Armed with a day pass for Warsaw’s transit systems, we found
our way via tram to the Museum of the Warsaw Uprising. We spent the morning exploring its exhaustive
documentation of the valiant but doomed 1944 attempt of the local population to
overcome the German occupiers. The
spirit and determination of the Poles shone through the brutal defeat and
systematic, retaliatory destruction of their city and its citizens. It was a sobering and inspiring morning.
We figured out a quick tram route to the Palace of Culture,
a Soviet-era skyscraper that is akin to the Empire State Building of Warsaw,
except that, as the occupying Soviets’ “Gift to the Polish People,” it has
never been beloved by its “recipients.”
At any rate, the massive structure provides a fine viewing terrace high
above the city, and we enjoyed the panoramas on this lovely, clear and mild
fall day. (They say that the best view of Warsaw is
from the top of the building because that is the only view in which the
"Palace" cannot be seen.)
After lunch in a beer garden below the tower, we trammed
once more, to Lazienski Park, where we enjoyed the palaces, fall leaves, lakes
and quiet paths in this large and beautiful urban green space. Then, through the stylish Embassy Row, and on
to Nowy Swiat, an attractive street, banked with flowers, former palaces turned
high-end shops, churches, the university, and monuments leading back into the
beautiful Old Town.
After a stop at the
very moving chapel and monument to those of the Polish elite massacred by the
Russians at Katyn, we took a bus to our last stop of the afternoon at
Umschlagplatz. This stark monument, granite
slabs in the form of the cattle cars that carried three hundred thousand Jews
to the camps, is inscribed with three hundred given names, from A to Z,
representing the lost. Not much more
needs to be said…
At the end of this long day, we were bushed. We found a small supermarket that had some
great prepared Polish food, so we grabbed some bigos and golabki and
headed back to our apartment for dinner with our shoes off!

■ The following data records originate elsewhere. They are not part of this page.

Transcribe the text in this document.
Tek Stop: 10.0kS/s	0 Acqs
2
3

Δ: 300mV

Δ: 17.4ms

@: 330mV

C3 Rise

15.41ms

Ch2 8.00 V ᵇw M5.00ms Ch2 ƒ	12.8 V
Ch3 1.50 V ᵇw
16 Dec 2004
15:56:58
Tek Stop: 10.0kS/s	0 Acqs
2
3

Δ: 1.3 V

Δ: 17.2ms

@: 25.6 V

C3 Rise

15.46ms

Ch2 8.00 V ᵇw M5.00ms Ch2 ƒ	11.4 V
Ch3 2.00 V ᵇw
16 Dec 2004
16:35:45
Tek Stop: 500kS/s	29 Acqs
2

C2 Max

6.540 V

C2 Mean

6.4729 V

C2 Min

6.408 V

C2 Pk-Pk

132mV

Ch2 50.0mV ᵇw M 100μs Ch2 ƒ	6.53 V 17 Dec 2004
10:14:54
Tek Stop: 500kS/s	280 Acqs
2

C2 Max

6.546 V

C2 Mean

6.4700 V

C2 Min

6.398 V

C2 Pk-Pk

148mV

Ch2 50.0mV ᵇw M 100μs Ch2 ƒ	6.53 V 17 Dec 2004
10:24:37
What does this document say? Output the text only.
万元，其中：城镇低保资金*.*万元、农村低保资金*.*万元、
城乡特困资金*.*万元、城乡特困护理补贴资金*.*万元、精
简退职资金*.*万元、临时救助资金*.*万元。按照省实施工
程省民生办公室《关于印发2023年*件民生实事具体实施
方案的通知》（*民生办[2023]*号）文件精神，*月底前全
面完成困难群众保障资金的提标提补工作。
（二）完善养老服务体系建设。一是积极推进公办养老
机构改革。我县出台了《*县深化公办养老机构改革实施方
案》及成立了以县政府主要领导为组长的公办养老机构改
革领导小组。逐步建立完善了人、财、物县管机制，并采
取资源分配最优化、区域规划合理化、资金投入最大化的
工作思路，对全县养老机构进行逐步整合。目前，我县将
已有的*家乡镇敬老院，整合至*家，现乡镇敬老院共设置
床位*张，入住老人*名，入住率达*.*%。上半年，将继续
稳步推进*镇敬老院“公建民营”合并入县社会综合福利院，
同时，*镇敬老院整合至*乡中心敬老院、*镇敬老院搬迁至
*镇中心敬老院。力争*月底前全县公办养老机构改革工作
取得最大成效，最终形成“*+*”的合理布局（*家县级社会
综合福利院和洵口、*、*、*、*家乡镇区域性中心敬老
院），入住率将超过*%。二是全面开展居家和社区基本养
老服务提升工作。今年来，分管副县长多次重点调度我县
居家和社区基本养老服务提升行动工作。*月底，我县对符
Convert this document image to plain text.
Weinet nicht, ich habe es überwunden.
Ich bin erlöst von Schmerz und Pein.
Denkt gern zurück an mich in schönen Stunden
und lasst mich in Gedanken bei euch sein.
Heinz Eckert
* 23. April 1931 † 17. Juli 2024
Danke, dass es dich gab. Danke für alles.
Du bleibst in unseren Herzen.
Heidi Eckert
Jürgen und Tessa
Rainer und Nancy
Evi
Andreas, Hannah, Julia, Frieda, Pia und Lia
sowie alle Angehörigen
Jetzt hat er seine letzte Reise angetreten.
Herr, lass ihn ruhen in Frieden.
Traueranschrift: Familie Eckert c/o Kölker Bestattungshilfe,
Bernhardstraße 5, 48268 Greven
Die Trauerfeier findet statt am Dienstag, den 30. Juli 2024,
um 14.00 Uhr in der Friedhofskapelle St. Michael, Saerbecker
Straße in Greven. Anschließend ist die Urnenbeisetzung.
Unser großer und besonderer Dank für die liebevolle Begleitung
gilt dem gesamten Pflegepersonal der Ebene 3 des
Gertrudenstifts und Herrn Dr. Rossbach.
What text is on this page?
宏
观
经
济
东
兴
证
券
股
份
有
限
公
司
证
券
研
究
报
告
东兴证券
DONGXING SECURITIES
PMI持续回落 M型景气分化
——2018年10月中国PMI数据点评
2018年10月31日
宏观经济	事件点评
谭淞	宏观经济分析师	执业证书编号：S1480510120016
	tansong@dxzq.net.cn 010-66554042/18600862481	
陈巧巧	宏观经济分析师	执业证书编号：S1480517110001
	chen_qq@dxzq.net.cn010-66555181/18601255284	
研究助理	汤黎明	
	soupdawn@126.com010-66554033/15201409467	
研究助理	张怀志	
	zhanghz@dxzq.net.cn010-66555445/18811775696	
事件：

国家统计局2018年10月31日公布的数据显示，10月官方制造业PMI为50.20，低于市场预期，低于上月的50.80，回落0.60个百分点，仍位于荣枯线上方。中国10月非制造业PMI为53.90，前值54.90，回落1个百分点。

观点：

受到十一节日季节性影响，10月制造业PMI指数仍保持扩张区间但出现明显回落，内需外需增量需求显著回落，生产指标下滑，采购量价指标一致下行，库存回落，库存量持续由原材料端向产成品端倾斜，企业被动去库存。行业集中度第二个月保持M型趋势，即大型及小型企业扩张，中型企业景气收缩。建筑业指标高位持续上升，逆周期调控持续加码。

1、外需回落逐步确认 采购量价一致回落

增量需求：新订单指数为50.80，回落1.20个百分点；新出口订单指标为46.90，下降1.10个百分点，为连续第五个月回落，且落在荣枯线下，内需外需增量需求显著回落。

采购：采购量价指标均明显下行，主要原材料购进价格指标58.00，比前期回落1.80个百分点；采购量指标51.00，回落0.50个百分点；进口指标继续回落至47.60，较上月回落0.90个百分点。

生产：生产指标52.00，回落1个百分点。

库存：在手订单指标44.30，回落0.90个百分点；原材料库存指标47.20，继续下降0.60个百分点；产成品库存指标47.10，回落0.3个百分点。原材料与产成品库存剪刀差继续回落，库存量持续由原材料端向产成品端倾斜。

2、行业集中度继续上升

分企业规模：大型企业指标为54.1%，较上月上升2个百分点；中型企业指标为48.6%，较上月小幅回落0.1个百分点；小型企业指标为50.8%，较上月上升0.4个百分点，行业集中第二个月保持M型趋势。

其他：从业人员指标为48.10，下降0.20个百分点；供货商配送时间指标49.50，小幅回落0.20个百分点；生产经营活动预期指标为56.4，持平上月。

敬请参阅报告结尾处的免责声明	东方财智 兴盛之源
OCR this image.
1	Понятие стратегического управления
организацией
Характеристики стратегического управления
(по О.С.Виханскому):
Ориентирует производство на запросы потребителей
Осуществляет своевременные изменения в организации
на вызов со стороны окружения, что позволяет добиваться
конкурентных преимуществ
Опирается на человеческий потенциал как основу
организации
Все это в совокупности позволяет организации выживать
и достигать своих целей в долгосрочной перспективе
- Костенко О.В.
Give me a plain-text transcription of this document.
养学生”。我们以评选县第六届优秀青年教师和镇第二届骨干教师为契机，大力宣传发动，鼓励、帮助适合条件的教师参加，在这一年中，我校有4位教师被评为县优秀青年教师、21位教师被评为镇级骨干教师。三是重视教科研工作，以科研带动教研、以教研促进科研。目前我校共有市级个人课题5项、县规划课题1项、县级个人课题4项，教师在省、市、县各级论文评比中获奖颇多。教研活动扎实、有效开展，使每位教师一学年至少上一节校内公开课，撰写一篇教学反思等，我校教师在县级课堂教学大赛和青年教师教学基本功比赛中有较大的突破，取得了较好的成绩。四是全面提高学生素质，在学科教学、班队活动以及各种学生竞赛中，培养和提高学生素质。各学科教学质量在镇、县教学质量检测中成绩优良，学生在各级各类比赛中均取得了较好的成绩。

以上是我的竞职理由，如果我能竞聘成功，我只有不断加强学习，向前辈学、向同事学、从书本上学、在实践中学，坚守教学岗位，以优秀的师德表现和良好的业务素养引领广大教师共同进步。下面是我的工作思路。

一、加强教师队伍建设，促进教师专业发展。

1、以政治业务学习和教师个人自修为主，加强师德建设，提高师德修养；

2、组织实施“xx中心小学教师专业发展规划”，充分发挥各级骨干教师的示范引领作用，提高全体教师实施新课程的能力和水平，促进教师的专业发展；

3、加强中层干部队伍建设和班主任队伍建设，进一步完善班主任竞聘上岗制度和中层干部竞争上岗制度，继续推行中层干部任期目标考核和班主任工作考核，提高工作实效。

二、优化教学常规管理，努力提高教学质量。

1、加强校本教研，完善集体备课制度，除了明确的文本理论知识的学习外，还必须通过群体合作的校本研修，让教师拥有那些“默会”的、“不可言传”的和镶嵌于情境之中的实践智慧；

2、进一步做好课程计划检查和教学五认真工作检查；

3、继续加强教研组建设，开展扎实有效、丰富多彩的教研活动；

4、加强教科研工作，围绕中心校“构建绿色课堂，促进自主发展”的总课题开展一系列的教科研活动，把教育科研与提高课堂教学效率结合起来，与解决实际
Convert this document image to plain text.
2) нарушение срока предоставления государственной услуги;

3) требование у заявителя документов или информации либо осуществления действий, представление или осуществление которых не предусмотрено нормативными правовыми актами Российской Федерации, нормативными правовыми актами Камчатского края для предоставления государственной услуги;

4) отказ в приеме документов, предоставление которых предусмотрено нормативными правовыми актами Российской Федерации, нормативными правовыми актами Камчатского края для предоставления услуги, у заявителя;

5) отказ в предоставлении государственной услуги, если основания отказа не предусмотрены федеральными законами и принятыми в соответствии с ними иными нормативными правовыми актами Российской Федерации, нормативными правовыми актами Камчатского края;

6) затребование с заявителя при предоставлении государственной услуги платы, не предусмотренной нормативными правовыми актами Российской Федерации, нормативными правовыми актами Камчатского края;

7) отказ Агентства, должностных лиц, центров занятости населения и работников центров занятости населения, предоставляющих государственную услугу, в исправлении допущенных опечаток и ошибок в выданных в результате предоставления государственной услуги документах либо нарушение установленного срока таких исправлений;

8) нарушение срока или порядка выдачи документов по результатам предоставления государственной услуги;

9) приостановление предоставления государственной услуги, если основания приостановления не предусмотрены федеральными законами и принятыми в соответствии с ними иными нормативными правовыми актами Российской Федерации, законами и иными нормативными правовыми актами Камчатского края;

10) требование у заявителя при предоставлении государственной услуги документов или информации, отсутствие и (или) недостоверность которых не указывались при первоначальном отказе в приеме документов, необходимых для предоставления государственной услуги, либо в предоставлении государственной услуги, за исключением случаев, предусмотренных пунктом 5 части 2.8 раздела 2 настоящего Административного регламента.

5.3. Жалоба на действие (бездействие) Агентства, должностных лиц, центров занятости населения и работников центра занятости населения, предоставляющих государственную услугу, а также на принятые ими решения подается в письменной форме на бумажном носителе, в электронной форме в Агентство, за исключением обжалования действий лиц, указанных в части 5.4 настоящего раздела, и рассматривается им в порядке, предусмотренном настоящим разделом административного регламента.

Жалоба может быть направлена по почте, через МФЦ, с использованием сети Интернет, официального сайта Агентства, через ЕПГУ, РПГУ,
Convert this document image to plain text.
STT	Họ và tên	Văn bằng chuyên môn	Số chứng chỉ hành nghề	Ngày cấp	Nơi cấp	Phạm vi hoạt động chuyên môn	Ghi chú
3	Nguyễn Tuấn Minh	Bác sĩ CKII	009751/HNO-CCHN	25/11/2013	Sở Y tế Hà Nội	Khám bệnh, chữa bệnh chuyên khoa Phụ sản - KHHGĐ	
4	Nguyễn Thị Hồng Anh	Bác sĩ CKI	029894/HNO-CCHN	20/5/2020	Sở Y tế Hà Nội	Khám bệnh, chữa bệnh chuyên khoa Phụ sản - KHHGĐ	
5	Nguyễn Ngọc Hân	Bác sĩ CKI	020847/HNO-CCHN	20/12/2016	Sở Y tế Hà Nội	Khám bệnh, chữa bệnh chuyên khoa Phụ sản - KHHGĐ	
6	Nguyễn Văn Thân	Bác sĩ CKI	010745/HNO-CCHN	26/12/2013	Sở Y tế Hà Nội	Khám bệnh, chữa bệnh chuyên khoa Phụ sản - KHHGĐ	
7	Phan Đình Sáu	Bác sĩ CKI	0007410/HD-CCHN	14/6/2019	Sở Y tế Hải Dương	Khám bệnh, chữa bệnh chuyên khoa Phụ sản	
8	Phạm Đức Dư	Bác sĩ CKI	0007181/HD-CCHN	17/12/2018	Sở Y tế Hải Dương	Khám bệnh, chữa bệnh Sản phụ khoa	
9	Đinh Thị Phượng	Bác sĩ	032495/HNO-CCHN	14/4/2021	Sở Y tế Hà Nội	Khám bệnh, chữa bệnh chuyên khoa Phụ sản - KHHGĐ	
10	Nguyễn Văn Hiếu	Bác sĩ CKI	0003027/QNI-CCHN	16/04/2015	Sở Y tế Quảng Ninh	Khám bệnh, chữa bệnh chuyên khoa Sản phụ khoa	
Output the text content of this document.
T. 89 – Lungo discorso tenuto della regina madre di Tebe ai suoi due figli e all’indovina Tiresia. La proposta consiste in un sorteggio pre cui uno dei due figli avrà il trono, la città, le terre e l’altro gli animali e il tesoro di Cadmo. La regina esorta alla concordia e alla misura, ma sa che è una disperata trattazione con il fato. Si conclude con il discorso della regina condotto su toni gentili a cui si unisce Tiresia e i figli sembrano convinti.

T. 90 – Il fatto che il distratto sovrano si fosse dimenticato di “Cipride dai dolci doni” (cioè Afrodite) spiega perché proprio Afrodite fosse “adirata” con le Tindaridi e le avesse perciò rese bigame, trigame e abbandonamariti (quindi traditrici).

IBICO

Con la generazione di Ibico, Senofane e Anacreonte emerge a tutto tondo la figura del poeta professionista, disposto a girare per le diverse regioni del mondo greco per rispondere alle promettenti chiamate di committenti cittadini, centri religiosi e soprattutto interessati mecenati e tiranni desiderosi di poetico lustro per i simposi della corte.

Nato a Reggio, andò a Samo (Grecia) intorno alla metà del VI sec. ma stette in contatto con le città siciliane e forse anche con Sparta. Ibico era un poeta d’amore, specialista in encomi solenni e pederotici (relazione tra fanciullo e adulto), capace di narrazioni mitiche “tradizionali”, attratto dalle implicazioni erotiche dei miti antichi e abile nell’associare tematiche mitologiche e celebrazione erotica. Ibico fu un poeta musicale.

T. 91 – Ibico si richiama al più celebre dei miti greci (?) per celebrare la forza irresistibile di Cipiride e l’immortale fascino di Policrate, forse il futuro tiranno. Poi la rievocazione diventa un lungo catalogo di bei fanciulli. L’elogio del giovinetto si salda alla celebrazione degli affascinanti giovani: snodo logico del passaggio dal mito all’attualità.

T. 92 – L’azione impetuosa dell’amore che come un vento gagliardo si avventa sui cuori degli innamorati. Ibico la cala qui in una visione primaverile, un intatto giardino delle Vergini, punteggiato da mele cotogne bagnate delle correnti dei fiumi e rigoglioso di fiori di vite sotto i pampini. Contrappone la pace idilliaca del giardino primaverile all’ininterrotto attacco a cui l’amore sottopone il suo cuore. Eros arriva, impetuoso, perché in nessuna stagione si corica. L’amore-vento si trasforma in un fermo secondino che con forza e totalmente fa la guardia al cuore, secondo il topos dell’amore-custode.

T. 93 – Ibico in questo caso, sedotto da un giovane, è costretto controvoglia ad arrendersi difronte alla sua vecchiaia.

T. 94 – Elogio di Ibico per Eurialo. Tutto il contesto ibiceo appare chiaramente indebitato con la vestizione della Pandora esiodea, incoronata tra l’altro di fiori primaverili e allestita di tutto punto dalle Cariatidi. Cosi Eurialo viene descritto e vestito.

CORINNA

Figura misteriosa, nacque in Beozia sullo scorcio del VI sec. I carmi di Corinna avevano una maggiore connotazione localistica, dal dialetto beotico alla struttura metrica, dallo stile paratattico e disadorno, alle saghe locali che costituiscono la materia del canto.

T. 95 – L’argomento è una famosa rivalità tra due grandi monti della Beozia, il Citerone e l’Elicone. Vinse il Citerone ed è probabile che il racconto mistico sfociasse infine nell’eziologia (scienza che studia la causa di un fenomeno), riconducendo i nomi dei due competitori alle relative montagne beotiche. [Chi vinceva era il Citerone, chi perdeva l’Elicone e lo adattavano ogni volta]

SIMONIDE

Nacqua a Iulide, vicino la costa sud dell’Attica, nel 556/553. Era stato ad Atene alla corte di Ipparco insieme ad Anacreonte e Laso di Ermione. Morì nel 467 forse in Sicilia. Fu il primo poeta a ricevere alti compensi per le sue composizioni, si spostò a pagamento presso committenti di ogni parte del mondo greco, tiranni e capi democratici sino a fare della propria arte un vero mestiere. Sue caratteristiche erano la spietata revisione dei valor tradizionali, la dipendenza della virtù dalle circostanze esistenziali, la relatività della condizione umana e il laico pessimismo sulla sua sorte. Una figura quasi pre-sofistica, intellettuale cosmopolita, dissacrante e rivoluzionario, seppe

From Tom-I found Warsaw to be an amazing city. The story of
its reconstruction or resurrection is something I had heard but not really
appreciated. Almost every church or ‘old neighborhood” is described by when it
was first built and then rebuilt after the war. How this country put so much
effort into restoring its heritage is amazing and how much it has accomplished
since being released from Soviet domination is surprising. One of the things
that we learned today was that many of the people who constituted the “home
army” that rose against the Nazis in 1944 and survived the war were imprisoned
or executed by the Russians because they were seen to be a force that would
resist the Soviet occupation - just an amazing story. And it is remembered
everywhere in the city. Over 600 thousand citizens of Warsaw died in the war,
more than the total number of American soldiers who were killed. It is a
beautiful place and an emotional experience for me.